Que serait cet « Another World » que vous chantez et dont vous rêvez ?

Un monde où nous rétablirions la balance dans nos relations avec la nature. Où Jésus serait une femme. Pour beaucoup, le paradis est un endroit où l’on va quand on meurt. Moi, c’est l’endroit où je veux vivre.

Bio name-dropping

Johanna Constantine. Au début des années 90, Antony Hegarty s’installe à Manhattan. Ensemble, ils créent les Blacklips. Un groupe de drag queens s’adonnant au théâtre expérimental. L’oiseau a trouvé son excentrique nid.

David Tibet. Membre fondateur de Current 93, Tibet tombe sous le charme d’Antony en écoutant l’une de ses démos. Il sortira le premier album de la diva, sobrement intitulé « Antony and the Johnsons », sur son propre label : Durtro.

Joan As Police Woman. Elle dit d’Antony qu’il lui a sauvé la vie. Joan Wasser faisait partie des Johnsons avant de rencontrer Rufus Wainwright. Steve Buscemi et Sébastien Liftshitz. Antony a déjà plus d’une apparition au cinéma dans son sac. Toujours au beau milieu d’endroit à la sexualité, disons, particulière. En prison dans le Animal Factory (2001) de Steve Buscemi et au beau milieu d’un café de travestis parisiens pour le Wild Side (2004) de Sébastien Liftshitz.

Lou Reed. Grâce au producteur Hal Willner, Antony entre en contact avec Lou Reed. Il prend part à l’enregistrement de son album « The Raven » (2003). Participe à la tournée Berlin. L’ancien Velvet se joint à lui pour mettre en boîte l’EP « The Lake » et lui permet de rééditer son premier disque avec une vraie distribution chez Secretly Canadian. Antony a aussi collaboré avec Laurie Anderson.

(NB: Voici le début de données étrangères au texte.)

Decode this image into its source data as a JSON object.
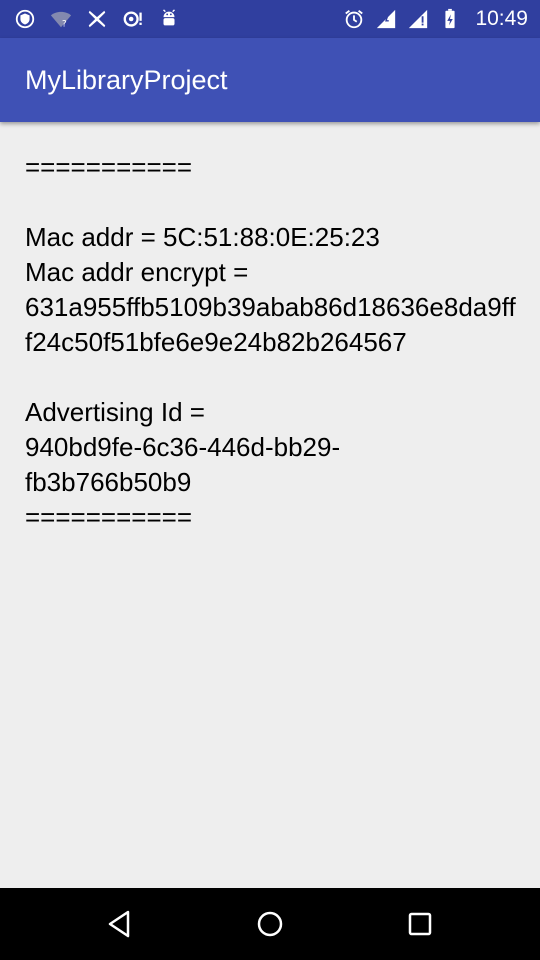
{
  "status_bar": {
    "time": "10:49",
    "left_icons": [
      "vpn-shield-icon",
      "wifi-unknown-icon",
      "close-x-icon",
      "sync-alert-icon",
      "android-debug-icon"
    ],
    "right_icons": [
      "alarm-icon",
      "signal-icon",
      "signal-icon-2",
      "battery-charging-icon"
    ]
  },
  "app_bar": {
    "title": "MyLibraryProject"
  },
  "content": {
    "separator_top": "===========",
    "mac_addr": "Mac addr = 5C:51:88:0E:25:23",
    "mac_encrypt_label": "Mac addr encrypt =",
    "mac_encrypt_value": "631a955ffb5109b39abab86d18636e8da9fff24c50f51bfe6e9e24b82b264567",
    "advertising_label": "Advertising Id =",
    "advertising_value_line1": "940bd9fe-6c36-446d-bb29-",
    "advertising_value_line2": "fb3b766b50b9",
    "separator_bottom": "==========="
  },
  "nav_bar": {
    "icons": [
      "back-icon",
      "home-icon",
      "recents-icon"
    ]
  },
  "colors": {
    "status_bar": "#303f9f",
    "app_bar": "#3f51b5",
    "background": "#eeeeee",
    "nav_bar": "#000000"
  }
}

Devendra Banhart. Il fait, comme… Lou Reed, partie des nombreux invités conviés à l’enregistrement d’« I’m a bird now » (2005). Antony joue La mère du monde dans le clip de son « Heard somebody say ».

Boy George. L’une de ses grandes idoles dont il adore les chansons d’amour sentimentales. Ensemble, ils chantent « You are my sister », extrait d’« I’m a bird now », et « Happy Xmas (War is over) » sur l’album « War child Help : a day in the life » (2005).

Marc Almond. Fan de pop androgyne eighties, Antony a aidé le fondateur de Soft Cell à remonter sur scène après son accident de moto. Notamment en l’invitant à chanter « River of sorrow » pendant l’un de ses concerts.

CocoRosie. Bianca et Sierra font partie de ses meilleures amies. Le premier concert d’Antony en Belgique remonte à sa première partie de CocoRosie à l’AB Club.

Björk. Antony est très demandé. Il a participé à deux chansons de son album « Volta ». Il a aussi séduit Brian Ferry, Marianne Faithfull…

Les Frères Wachowski. La chanson « Bird Gehrl » a été utilisée dans « V pour Vendetta » dont ils étaient producteurs et les frangins ont réalisé le clip fantasmagorique d’« Epilepsy is dancing ».

nouveau

The Crying Light

C’est la nuit, disait Edmond Rostand, qu’on a envie de croire en la lumière. Celle, naturelle et intérieure, d’Antony Hegarty a beau pleurer, on se laisse même de jour éclairer. Disque déchirant, classique et classieux, The Crying Light est un phare. Une exceptionnelle invitation à suivre le piano et la voix d’Antony, le timbre d’une Nina Simone transgenre doux et mélancolique, et la musique distinguée de ses Johnsons. Un album lent, absorbant, fascinant.